"Comprehensive multi-omics of age-respective plasma and matrix-bound extracellular vesicles identifies anti-fibrotic miRNAs validated on a heart-on-a-chip".

Young tissue-derived extracellular vesicles (TEVs) and plasma-derived extracellular vesicles (PEVs) showed notable overlap in miRNA cargo, but aged EVs from the two sources differed substantially from each other.

• This was the first direct comparison of extracellular vesicles obtained from young and aged patients to identify therapeutic or disease-associated agents.
• The study directly compared vesicles isolated from heart tissue matrix (TEVs) or plasma (PEVs).
• Aged EVs showed differential aging-related changes between TEVs and PEVs, indicating compartment-specific aging responses.
• Young TEVs and PEVs showed notable overlap of miRNA cargo while aged counterparts diverged substantially.

TEVs were uniquely enriched in miRNAs with cardioprotective effects, with 45 potential therapeutic agents identified in the analysis.

• TEVs overall were uniquely enriched in miRNAs which directly or indirectly demonstrate cardioprotective effects.
• 45 potential therapeutic agents were identified in the TEV analysis.
• These cardioprotective miRNAs were enriched in TEVs compared to PEVs.

Both PEV and TEV populations showed increased predisposition to disease with aging, but through different molecular mechanisms.

• Changes in PEV cargo were largely correlated with chronic systemic inflammation.
• Changes in TEV cargo were more related to cardiac homeostasis and local inflammation.
• The differential mechanisms indicate that aging affects circulating and tissue-resident extracellular vesicle populations through distinct pathways.

Seventeen protein targets were identified that were unique to TEVs and highly correlated with aging and the onset of cardiovascular disease.

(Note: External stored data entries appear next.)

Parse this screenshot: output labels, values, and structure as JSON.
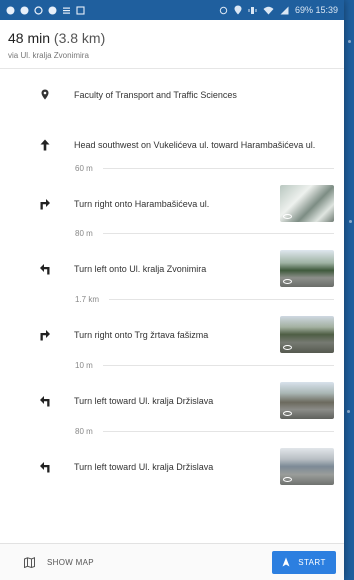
{
  "status": {
    "battery_text": "69% 15:39"
  },
  "header": {
    "eta": "48 min",
    "distance": "(3.8 km)",
    "via": "via Ul. kralja Zvonimira"
  },
  "steps": [
    {
      "icon": "place-pin-icon",
      "text": "Faculty of Transport and Traffic Sciences"
    },
    {
      "icon": "arrow-up-icon",
      "text": "Head southwest on Vukelićeva ul. toward Harambašićeva ul."
    },
    {
      "icon": "turn-right-icon",
      "text": "Turn right onto Harambašićeva ul."
    },
    {
      "icon": "turn-left-icon",
      "text": "Turn left onto Ul. kralja Zvonimira"
    },
    {
      "icon": "turn-right-icon",
      "text": "Turn right onto Trg žrtava fašizma"
    },
    {
      "icon": "turn-left-icon",
      "text": "Turn left toward Ul. kralja Držislava"
    },
    {
      "icon": "turn-left-icon",
      "text": "Turn left toward Ul. kralja Držislava"
    }
  ],
  "distances": [
    "60 m",
    "80 m",
    "1.7 km",
    "10 m",
    "80 m"
  ],
  "bottom": {
    "show_map": "SHOW MAP",
    "start": "START"
  },
  "colors": {
    "accent": "#2c7fe0",
    "status_bar": "#1f5f9e"
  }
}
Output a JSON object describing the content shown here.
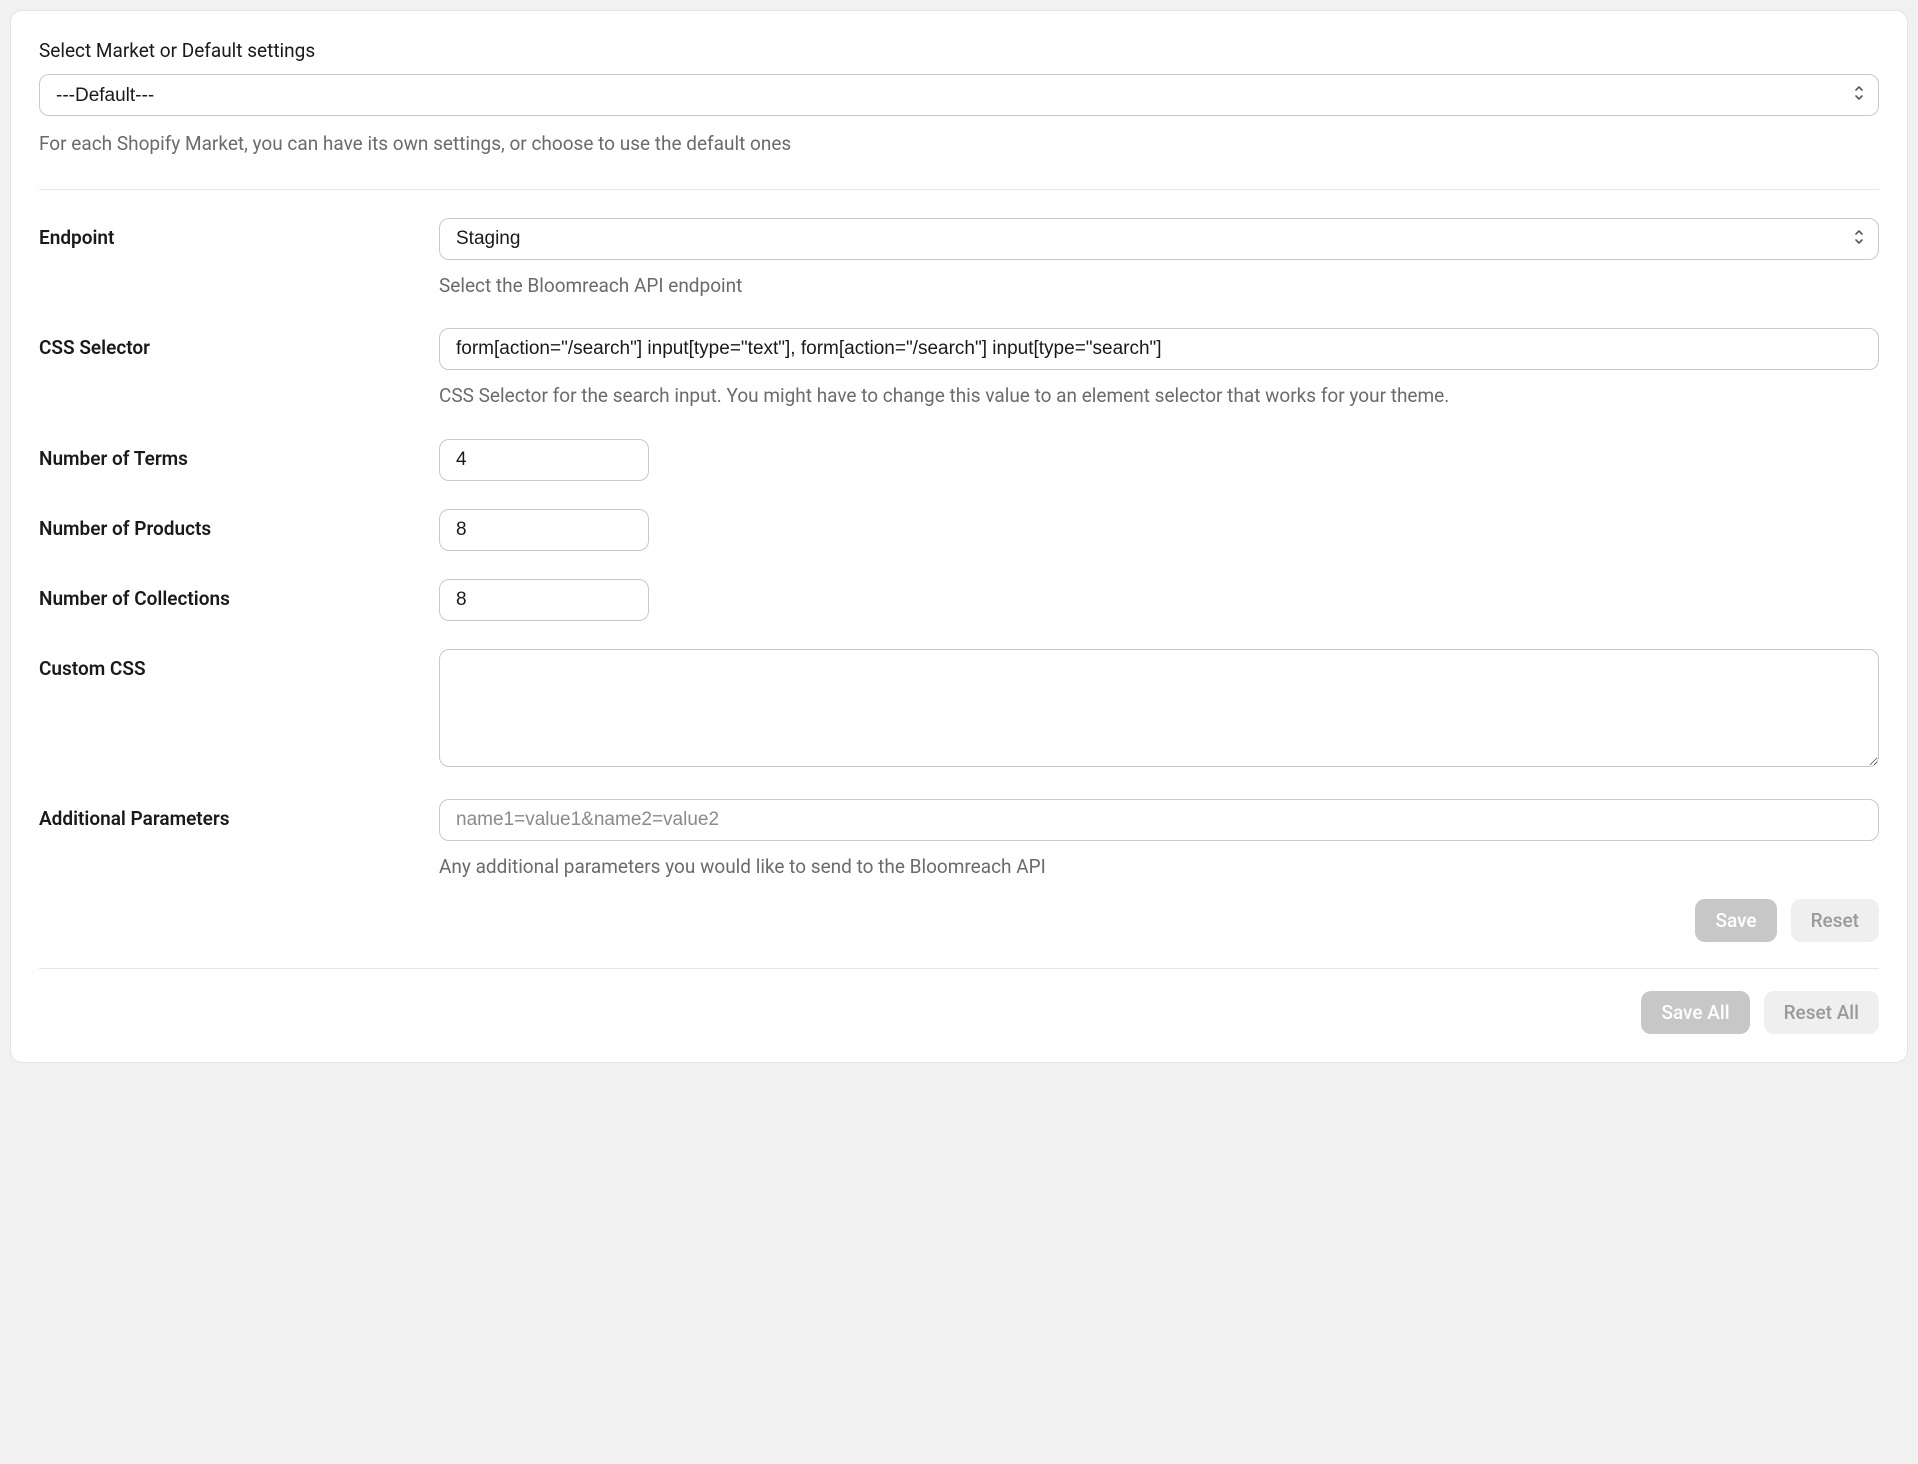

• These 17 protein targets were unique to TEVs and not found in the PEV population.
• The targets were highly correlated with aging and cardiovascular disease onset.
• These targets were identified through non-machine learning analysis of the multi-omics data.
• With further study, this biomarker set may serve as a potential indicator of cardiac health and age measurable from PEVs.

Machine learning analysis implicated several new miRNA and protein targets, independently corroborating several targets identified by non-machine learning approaches.

• Machine learning techniques were applied to further analyze the multi-omics dataset.
• The machine learning analysis independently suggested several of the targets identified by non-machine learning analysis.
• The targets identified correlated with aging-related changes in TEVs.
• The convergence of machine learning and traditional analysis strengthened confidence in the identified biomarker candidates.

Young-enriched miRNAs encapsulated in lipid nanoparticles successfully prevented cell death and cardiac fibrosis in disease-like conditions modeled on a heart-on-a-chip device.

• This was the first study in literature to test the efficacy of a miRNA-based therapeutic encapsulated in lipid nanoparticles in an organ-on-a-chip device.
• The microfluidic heart-on-a-chip modeled both acute and chronic fibrosis conditions.
• Several proposed 'young-enriched' therapeutic agents were validated in the heart-on-a-chip model.
• The validated miRNAs could successfully prevent cell death and cardiac fibrosis in disease-like conditions.